The decision to deploy troops comes as Chancellor George Osborne is forced to admit that defence spending as a percentage of GDP may fall below two percent by 2017. The figure is significant, as under Nato rules all members must commit to spend at least two percent on their military. Presently only four countries, including Britain, do.

At a Nato summit last September, held in Wales, at which the commitment was reconfirmed, Mr Cameron called on the countries who were not meeting the target to do so, saying that Britain would “aim to continue” to meet it herself.

Defence spending has been falling year on year over the last few decades. In 1985/86 when the Soviet threat was already starting to dissipate, British defence spending was at 5.2 percent of GDP. By 2013/14 it had dropped to just 2.2 percent, in part thanks to austerity cuts which saw 20,000 personnel stripped from the Army, and a further 10,000 from the Airforce and Navy combined.

Britain “took a pause on” the ability to launch war planes from ships at sea thanks to a decision to scrap the Harrier Jump Jet fleet in 2010. Even more alarmingly, the decision to scrap a multi-billion pound program to build a replacement Nimrod aircraft left the country without any maritime patrol aircraft, at a time when Russian submarines are known to be within British waters. Late last year, Nato allies had to be called upon to provide sea patrol planes to search for a Russian submarine that had been spotted off the coast of Scotland; France, Canada and America all donated aircraft who joined Royal Navy warships in hunting the craft.

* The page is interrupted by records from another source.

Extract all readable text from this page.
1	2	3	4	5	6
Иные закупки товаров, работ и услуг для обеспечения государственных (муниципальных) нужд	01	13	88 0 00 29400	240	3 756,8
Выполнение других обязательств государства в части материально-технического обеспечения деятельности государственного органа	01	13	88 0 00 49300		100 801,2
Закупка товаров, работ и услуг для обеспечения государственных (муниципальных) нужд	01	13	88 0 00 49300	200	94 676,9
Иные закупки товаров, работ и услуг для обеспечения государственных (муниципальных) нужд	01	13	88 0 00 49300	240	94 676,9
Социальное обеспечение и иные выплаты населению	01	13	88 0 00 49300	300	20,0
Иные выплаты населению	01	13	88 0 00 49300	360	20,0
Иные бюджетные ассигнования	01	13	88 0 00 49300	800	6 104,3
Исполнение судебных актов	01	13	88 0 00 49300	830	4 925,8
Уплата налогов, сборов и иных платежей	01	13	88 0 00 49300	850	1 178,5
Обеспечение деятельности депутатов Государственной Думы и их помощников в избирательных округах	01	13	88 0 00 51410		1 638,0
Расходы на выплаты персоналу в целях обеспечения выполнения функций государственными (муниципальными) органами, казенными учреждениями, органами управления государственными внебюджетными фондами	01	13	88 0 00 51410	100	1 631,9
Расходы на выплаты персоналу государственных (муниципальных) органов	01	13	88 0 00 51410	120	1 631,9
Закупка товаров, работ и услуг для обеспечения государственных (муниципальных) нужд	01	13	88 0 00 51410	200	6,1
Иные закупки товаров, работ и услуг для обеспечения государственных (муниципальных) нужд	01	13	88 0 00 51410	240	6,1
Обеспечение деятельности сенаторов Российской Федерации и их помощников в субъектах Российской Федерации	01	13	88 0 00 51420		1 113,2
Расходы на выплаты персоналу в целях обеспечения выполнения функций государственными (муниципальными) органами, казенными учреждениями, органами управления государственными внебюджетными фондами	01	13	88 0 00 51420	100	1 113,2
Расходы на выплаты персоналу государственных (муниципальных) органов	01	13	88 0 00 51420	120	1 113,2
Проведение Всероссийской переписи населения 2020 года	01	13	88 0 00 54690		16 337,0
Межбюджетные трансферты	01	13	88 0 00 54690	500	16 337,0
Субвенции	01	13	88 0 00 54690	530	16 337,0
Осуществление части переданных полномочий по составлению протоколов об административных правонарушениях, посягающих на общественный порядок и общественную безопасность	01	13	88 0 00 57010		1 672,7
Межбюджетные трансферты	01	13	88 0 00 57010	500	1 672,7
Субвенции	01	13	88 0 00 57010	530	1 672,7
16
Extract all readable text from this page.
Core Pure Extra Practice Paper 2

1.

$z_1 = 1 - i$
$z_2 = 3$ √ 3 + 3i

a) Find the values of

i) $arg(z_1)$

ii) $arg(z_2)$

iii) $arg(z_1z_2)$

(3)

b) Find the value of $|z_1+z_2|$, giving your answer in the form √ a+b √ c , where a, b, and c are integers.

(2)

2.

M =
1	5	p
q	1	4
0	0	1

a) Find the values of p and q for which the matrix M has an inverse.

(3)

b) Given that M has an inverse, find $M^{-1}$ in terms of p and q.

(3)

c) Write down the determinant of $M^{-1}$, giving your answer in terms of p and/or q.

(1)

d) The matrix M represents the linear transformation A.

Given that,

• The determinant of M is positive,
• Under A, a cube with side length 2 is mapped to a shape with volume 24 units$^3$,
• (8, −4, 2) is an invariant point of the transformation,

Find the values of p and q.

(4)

The cuts have caused Tory MPs and Nato allies alike to warn that Mr Putin will only be emboldened by any failure to protect defence spending. Anders Fogh Rasmussen, a former Nato general secretary and former Danish Prime Minister told the Telegraph earlier this month that failure to meet the two percent spending target “would send, not least under current circumstances, a very, very bad signal to Russia, to terrorists, to others – an indication of what I would call retrenchment and retreat.

“It is quite the opposite [of what] we need right now. We need free societies, the liberal democracies, to step up to the plate and demonstrate a clear economic commitment to defence and security.”

He added: “It sends a signal to the forces of oppression that the forces of freedom don’t feel committed to invest sufficiently in their own security and that can, of course, only encourage those forces of oppression to continue their aggression against free societies.”

And conservative MP Dr Liam Fox called on the spirit of Denis Healy during the cold war, quoting: “once we cut defence expenditure to the extent where our security is imperilled, we have no houses, we have no hospitals, we have no schools. We have a heap of cinders”.